The Leader isn’t The Oregonian’s first town-specific newspaper. It also distributes the Hillsboro Argus and the Forest Grove Leader. Like the Forest Grove paper, Beaverton will be distributed for free, with an advertising insert, to most of the Beaverton community on Wednesdays, and will also be included with Beaverton residents’ Oregonian papers, if they’re subscribers.
While the Oregonian depends on paid subscriptions in addition to advertising revenue, its smaller papers like the Forest Grove Leader and Beaverton Leader will run on advertising revenues, independent of any funding from the Oregonian.
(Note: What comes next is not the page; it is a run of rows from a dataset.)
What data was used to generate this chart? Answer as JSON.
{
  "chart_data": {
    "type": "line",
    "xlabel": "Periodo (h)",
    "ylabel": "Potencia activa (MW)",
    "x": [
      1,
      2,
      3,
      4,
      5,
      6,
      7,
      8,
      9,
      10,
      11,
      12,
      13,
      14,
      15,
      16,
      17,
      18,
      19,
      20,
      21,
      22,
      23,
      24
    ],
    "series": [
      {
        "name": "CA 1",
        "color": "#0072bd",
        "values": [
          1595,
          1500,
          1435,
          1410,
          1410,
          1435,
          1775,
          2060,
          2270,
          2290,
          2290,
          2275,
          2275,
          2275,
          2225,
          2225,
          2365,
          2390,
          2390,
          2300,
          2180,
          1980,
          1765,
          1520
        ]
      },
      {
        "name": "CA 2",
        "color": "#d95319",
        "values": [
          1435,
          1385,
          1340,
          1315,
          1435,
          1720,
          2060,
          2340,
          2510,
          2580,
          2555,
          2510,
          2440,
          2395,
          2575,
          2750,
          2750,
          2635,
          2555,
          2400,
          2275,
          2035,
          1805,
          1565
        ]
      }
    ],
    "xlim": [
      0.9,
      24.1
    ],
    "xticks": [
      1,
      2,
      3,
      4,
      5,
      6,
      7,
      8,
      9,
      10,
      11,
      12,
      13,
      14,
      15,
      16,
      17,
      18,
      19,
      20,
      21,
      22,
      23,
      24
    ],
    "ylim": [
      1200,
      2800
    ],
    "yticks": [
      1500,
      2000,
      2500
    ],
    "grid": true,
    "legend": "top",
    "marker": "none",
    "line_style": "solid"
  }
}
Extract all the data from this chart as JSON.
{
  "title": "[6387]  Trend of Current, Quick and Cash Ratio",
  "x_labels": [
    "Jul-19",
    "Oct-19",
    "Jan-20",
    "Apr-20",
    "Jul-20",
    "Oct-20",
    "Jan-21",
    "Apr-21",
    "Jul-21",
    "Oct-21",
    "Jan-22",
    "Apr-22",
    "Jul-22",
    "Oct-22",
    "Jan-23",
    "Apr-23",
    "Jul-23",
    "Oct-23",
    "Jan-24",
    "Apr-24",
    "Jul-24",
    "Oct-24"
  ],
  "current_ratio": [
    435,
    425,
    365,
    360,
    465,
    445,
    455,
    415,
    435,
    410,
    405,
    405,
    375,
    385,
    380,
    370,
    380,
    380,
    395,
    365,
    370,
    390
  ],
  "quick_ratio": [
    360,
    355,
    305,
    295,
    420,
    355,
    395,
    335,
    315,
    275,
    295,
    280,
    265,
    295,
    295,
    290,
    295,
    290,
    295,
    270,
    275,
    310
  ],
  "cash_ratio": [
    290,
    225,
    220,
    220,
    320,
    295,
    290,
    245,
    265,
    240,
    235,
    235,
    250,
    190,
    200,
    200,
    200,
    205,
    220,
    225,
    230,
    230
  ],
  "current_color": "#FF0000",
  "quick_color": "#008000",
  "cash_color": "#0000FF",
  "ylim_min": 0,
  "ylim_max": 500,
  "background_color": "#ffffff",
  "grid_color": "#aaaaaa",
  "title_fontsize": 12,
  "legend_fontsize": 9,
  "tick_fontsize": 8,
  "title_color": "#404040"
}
“The weeklies have to stand on their own,” said Bhatia. “We don’t go into these things if we don’t think they’re going to be successful.”
And the local paper strategy has proved successful for the Oregonian, from both revenue and editorial standpoints. They’re “a really effective way to be of service to those readers, and those advertisers,” Bhatia said. “We really rely on those local editors and their staff to make the calls that they need to make.”
The expansion to Beaverton indicates that the smaller-paper strategy has worked.
“The message is that that seems to be good business for them, and they’re expanding it,” said Rick Edmonds, media business analyst for Poynter. “It’s probably an advertising strategy,” Edmonds said; if the Oregonian can use the Beaverton to boost circulation numbers, it can pitch a larger audience to advertisers. That helps sustain the Oregonian’s business model.
As the Oregonian continues to expand amid what Bhatia calls the “doom and gloom around newspapers,” he says there’s potential with leveraging advertising opportunities to expand coverage to local communities.
“We’re not sitting around waiting for the world to end,” he said. “I’m glad I’m part of a company that, while completely embracing and pushing aggressively into the digital space, is still willing to be aggressive where we see growth opportunities in … a more traditional space.”